Chemical inhibition of MTHFD2 leads to impaired energy homeostasis and inflammatory state in vivo. (a) Graphical scheme of DS18561882 oral gavage administration (100 mg/kg). (b–e) Body weight (b) and tissue weight (c) before and after cold exposure, assessment of oxygen consumption (d), and core body temperature (e) in 10-week-old C57BL/6 mice administered vehicle or DS18561882 (100 mg/kg) (n = 4 for vehicle; n = 5 for DS18561882). (f–k) Ratios of NADP+/NADPH (f) and GSH/GSSG (g), quantitative RT-PCR analysis of Atf4, Ucp1, and Mthfd2(h), pro-inflammatory cytokines (i), M1-macrophage markers (j), and M2-macrophage markers (k) in iWAT from 10-week-old C57BL/6 mice administered vehicle or DS18561882 (100 mg/kg) (n = 4 for vehicle; n = 5 for DS18561882). Data are presented as mean ± SEM. ∗∗∗p < 0.005, ∗∗p < 0.01, ∗p < 0.05.

Fig. 7

Proposed model for the role of ATF4 during cold-induced browning.
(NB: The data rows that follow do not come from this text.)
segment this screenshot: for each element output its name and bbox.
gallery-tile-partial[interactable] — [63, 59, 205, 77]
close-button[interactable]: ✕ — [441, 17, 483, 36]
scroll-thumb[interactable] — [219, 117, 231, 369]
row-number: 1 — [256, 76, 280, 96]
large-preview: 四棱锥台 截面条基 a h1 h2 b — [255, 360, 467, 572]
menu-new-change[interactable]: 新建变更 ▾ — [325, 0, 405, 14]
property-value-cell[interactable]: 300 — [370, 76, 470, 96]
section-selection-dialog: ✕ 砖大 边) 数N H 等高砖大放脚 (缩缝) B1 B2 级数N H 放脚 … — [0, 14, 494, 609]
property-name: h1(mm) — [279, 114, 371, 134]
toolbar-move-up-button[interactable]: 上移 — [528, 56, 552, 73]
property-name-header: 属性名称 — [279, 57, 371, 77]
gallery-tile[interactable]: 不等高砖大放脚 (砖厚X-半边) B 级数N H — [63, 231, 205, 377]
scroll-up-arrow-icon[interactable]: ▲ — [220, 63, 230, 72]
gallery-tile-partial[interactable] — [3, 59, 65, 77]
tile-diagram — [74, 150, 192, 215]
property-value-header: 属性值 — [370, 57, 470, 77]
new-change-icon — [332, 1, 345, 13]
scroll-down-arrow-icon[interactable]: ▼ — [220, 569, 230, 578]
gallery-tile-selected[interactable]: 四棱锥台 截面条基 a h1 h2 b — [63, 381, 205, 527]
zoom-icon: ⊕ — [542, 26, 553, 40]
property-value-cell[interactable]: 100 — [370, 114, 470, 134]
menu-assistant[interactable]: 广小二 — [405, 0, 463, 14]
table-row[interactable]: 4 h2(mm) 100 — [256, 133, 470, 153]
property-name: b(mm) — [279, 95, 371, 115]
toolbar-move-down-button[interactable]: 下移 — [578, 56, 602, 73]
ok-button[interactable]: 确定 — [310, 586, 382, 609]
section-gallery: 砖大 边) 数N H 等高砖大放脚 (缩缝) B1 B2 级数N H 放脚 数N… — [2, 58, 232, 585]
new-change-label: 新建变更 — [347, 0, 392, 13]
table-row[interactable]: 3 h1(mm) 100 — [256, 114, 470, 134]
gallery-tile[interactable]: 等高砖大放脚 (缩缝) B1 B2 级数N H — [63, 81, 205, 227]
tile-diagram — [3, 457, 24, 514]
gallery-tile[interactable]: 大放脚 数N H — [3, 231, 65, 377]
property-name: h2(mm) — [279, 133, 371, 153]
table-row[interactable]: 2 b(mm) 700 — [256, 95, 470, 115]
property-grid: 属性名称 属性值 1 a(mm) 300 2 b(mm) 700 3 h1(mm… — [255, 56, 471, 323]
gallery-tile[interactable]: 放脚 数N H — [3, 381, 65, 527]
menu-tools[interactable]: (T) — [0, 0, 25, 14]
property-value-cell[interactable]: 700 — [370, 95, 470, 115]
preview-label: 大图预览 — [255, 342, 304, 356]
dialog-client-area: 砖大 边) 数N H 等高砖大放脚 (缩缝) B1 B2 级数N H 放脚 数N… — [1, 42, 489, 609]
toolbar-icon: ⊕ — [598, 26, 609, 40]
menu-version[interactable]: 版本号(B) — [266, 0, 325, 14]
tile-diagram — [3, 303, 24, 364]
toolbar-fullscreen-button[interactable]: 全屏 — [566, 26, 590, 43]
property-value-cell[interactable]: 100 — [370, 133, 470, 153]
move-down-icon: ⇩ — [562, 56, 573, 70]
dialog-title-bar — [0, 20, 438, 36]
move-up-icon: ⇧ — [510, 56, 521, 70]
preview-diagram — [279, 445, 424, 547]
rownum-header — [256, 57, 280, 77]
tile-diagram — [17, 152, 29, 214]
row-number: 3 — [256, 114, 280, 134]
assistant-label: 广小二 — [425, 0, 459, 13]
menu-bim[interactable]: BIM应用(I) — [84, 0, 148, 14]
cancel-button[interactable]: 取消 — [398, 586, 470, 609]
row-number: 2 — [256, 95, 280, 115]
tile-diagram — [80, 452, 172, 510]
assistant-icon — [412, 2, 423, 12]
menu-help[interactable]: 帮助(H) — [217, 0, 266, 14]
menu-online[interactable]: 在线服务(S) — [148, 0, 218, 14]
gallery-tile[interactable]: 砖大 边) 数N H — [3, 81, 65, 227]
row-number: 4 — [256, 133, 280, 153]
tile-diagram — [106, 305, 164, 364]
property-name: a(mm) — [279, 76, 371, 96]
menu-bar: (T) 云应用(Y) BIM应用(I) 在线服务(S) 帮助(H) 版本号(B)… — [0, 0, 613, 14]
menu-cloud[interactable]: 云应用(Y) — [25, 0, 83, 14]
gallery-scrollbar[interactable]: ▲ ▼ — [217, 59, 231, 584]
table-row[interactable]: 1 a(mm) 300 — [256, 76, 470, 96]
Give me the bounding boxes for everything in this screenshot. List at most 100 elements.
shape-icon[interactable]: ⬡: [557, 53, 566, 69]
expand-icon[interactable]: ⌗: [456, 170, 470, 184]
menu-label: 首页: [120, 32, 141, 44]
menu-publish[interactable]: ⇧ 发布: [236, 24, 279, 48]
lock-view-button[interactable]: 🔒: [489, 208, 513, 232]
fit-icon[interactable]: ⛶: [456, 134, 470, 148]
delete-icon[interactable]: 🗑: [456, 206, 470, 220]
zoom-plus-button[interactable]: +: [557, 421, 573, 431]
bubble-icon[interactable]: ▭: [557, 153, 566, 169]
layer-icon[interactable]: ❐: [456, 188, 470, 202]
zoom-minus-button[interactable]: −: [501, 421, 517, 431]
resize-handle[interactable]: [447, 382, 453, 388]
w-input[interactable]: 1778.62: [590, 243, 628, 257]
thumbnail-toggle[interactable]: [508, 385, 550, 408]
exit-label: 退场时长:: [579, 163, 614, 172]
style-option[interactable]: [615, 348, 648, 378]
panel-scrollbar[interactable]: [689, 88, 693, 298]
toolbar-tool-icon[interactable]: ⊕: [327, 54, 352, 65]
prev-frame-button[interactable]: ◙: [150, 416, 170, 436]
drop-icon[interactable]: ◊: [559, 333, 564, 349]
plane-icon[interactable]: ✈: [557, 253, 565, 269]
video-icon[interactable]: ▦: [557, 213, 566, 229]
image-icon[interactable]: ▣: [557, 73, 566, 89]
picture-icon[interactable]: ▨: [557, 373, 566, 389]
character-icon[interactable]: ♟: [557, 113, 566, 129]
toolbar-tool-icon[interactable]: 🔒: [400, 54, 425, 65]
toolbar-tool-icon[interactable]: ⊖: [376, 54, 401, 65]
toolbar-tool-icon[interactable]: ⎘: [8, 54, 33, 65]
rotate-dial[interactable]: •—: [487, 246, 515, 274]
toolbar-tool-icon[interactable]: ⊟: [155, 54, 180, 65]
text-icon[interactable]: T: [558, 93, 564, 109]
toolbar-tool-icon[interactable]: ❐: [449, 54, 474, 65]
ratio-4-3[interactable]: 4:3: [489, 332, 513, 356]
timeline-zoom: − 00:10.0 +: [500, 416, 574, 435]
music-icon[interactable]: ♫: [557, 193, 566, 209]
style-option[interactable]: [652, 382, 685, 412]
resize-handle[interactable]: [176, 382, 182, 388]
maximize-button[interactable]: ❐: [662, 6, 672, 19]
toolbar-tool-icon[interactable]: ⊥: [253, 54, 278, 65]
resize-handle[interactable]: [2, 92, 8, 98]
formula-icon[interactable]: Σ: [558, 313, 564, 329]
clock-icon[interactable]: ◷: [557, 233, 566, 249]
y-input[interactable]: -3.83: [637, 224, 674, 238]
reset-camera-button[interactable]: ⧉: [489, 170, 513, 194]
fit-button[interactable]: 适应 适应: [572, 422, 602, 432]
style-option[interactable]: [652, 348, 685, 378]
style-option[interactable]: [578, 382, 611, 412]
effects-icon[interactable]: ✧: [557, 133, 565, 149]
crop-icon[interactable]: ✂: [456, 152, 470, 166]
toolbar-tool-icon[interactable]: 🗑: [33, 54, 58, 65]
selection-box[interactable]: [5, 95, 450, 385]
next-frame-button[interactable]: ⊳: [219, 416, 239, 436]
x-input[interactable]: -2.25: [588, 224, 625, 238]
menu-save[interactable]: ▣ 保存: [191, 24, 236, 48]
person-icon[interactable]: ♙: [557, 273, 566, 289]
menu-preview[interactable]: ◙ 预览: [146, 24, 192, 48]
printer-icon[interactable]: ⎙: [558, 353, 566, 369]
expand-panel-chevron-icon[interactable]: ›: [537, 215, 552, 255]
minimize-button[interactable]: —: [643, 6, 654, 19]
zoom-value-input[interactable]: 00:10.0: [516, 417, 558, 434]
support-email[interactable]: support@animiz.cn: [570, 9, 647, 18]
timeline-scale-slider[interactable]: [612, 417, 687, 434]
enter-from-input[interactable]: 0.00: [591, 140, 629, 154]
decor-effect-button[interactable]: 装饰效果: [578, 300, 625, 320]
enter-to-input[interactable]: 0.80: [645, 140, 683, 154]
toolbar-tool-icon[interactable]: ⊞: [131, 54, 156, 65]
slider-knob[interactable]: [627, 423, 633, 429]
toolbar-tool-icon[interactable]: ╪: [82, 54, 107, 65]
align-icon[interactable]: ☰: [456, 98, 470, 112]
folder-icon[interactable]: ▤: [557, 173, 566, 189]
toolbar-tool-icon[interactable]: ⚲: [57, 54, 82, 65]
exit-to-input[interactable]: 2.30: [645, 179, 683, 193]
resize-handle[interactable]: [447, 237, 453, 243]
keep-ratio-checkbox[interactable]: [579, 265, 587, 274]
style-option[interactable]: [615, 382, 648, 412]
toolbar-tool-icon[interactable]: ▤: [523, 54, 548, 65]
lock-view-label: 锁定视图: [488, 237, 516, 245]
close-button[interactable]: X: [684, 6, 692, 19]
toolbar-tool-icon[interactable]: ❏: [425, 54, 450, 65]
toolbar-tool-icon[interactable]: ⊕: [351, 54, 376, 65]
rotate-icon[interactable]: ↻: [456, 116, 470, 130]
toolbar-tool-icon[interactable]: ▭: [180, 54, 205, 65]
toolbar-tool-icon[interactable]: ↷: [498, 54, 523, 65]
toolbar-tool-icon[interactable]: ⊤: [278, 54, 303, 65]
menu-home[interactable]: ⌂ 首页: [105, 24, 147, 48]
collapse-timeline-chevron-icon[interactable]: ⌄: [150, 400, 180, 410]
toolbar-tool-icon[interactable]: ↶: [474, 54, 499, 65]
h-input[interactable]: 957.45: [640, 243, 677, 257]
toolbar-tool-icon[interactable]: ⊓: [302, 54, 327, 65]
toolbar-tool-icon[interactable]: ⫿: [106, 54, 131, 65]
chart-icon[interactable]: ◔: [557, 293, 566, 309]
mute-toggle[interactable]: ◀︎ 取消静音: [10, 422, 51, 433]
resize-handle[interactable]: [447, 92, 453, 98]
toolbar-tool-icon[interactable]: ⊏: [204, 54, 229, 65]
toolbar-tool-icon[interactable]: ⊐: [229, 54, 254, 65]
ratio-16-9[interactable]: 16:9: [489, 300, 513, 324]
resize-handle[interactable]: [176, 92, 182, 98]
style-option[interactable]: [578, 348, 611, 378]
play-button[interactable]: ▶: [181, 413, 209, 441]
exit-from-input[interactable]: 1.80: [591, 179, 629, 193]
ATF4 is rapidly activated in iWAT in response to acute cold exposure, where it plays a pivotal role in regulating MTHFD2 expression to maintain mitochondrial redox homeostasis. This regulation is essential for beige adipocyte function, facilitating systemic energy expenditure and preserving adipose tissue homeostasis during the browning of iWAT.